DynaPrompt: Dynamic Test-Time Prompt Tuning
摘要
评审与讨论
This paper introduces DynaPrompt, a test-time prompt-tuning (TPT) approach that exploit information from previous test samples while avoiding error accumulation. While naively adapting TPT to the online setting lead to collapse, DynaPrompt leverages a dynamic buffer of prompts and optimize only the most relevant prompts for each test sample. Furthermore, DynaPrompt introduces only one additional hyper-parameter, the buffer size, thanks to an adaptative thresholding strategy. DynaPrompt demonstrate consistent improvement over TPT and its variants (CoOp+TPT, MaPLe+TPT) making it a simple and effective alternative.
优点
- Motivation: The authors made a good job motivating the paper, illustrating the potential benefit of moving to the on-line scenario while showing the non-triviality of extending TPT to this setup.
- Contribution: The technical contribution of the paper is simple and effectively solve a clearly identified issue.
- Clarity: The paper is easy to follow and arguments are clearly articulated.
- Experiments: The experiments are convincing and show consistent improvements over the baselines.
缺点
- Missing experiments : Some experiments are missing like evaluating on different backbones and more importantly evaluation on the Imagenet dataset. I will consider raising my score if results on the Imagenet dataset are added.
问题
- Unless I missed it, it seems that there is no results on the Imagenet dataset.

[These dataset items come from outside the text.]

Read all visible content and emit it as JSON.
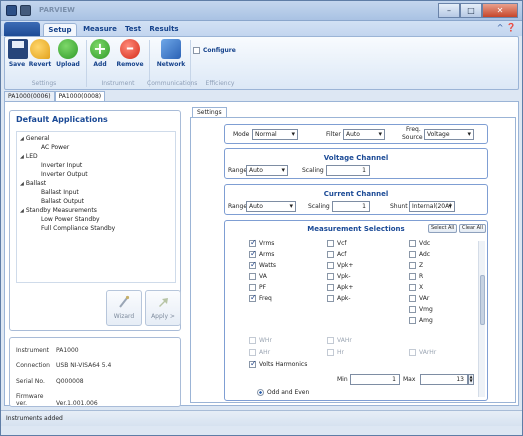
{
  "window": {
    "title": "PARVIEW"
  },
  "ribbon": {
    "tabs": [
      {
        "label": "Setup"
      },
      {
        "label": "Measure"
      },
      {
        "label": "Test"
      },
      {
        "label": "Results"
      }
    ],
    "buttons": {
      "save": "Save",
      "revert": "Revert",
      "upload": "Upload",
      "add": "Add",
      "remove": "Remove",
      "network": "Network"
    },
    "configure_label": "Configure",
    "groups": [
      "Settings",
      "Instrument",
      "Communications",
      "Efficiency"
    ]
  },
  "instrument_tabs": [
    "PA1000(0006)",
    "PA1000(0008)"
  ],
  "left": {
    "apps_title": "Default Applications",
    "tree": [
      {
        "label": "General",
        "arrow": "◢"
      },
      {
        "label": "AC Power"
      },
      {
        "label": "LED",
        "arrow": "◢"
      },
      {
        "label": "Inverter Input"
      },
      {
        "label": "Inverter Output"
      },
      {
        "label": "Ballast",
        "arrow": "◢"
      },
      {
        "label": "Ballast Input"
      },
      {
        "label": "Ballast Output"
      },
      {
        "label": "Standby Measurements",
        "arrow": "◢"
      },
      {
        "label": "Low Power Standby"
      },
      {
        "label": "Full Compliance Standby"
      }
    ],
    "wizard_label": "Wizard",
    "apply_label": "Apply >",
    "info": [
      {
        "key": "Instrument",
        "value": "PA1000"
      },
      {
        "key": "Connection",
        "value": "USB NI-VISA64 5.4"
      },
      {
        "key": "Serial No.",
        "value": "Q000008"
      },
      {
        "key": "Firmware ver.",
        "value": "Ver.1.001.006"
      }
    ]
  },
  "settings": {
    "tab_label": "Settings",
    "mode_label": "Mode",
    "mode_value": "Normal",
    "filter_label": "Filter",
    "filter_value": "Auto",
    "freq_source_label_1": "Freq.",
    "freq_source_label_2": "Source",
    "freq_source_value": "Voltage",
    "voltage": {
      "title": "Voltage Channel",
      "range_label": "Range",
      "range_value": "Auto",
      "scaling_label": "Scaling",
      "scaling_value": "1"
    },
    "current": {
      "title": "Current Channel",
      "range_label": "Range",
      "range_value": "Auto",
      "scaling_label": "Scaling",
      "scaling_value": "1",
      "shunt_label": "Shunt",
      "shunt_value": "Internal(20A)"
    },
    "measurement": {
      "title": "Measurement Selections",
      "select_all": "Select All",
      "clear_all": "Clear All",
      "col1": [
        {
          "label": "Vrms",
          "checked": true
        },
        {
          "label": "Arms",
          "checked": true
        },
        {
          "label": "Watts",
          "checked": true
        },
        {
          "label": "VA",
          "checked": false
        },
        {
          "label": "PF",
          "checked": false
        },
        {
          "label": "Freq",
          "checked": true
        }
      ],
      "col2": [
        {
          "label": "Vcf",
          "checked": false
        },
        {
          "label": "Acf",
          "checked": false
        },
        {
          "label": "Vpk+",
          "checked": false
        },
        {
          "label": "Vpk-",
          "checked": false
        },
        {
          "label": "Apk+",
          "checked": false
        },
        {
          "label": "Apk-",
          "checked": false
        }
      ],
      "col3": [
        {
          "label": "Vdc",
          "checked": false
        },
        {
          "label": "Adc",
          "checked": false
        },
        {
          "label": "Z",
          "checked": false
        },
        {
          "label": "R",
          "checked": false
        },
        {
          "label": "X",
          "checked": false
        },
        {
          "label": "VAr",
          "checked": false
        },
        {
          "label": "Vmg",
          "checked": false
        },
        {
          "label": "Amg",
          "checked": false
        }
      ],
      "disabled": {
        "whr": "WHr",
        "vahr": "VAHr",
        "ahr": "AHr",
        "hr": "Hr",
        "varhr": "VArHr"
      },
      "volts_harmonics": {
        "label": "Volts Harmonics",
        "checked": true
      },
      "min_label": "Min",
      "min_value": "1",
      "max_label": "Max",
      "max_value": "13",
      "odd_even_label": "Odd and Even"
    }
  },
  "status": {
    "text": "Instruments added"
  }
}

Could you provide results on the Imagenet dataset ?
- Could you provide evaluation results on other CLIP vision backbones such as ViT-B/32 or Resnet-50 ?
- Why did you not included results for CoOp + DynaPrompt in Table 2 ?
- If I understand your method correctly, the buffer initially contains only one prompt initialized as ‘a photo of a’. For a given test sample, if your selection criteria (entropy and probability difference) are not met, a new prompt is initialized with ‘a photo of a’; otherwise, selected past prompts are used for optimization. I’m curious whether you considered initializing a set of prompts from the beginning and using your selection criteria to optimize subsets of this buffer. Initially, all prompts would be identical, but a small degree of randomness at the start could help address this issue. Do you think collapse would occur in that scenario? An experimental result would be helpful, but your thoughts or intuition on this would be sufficient.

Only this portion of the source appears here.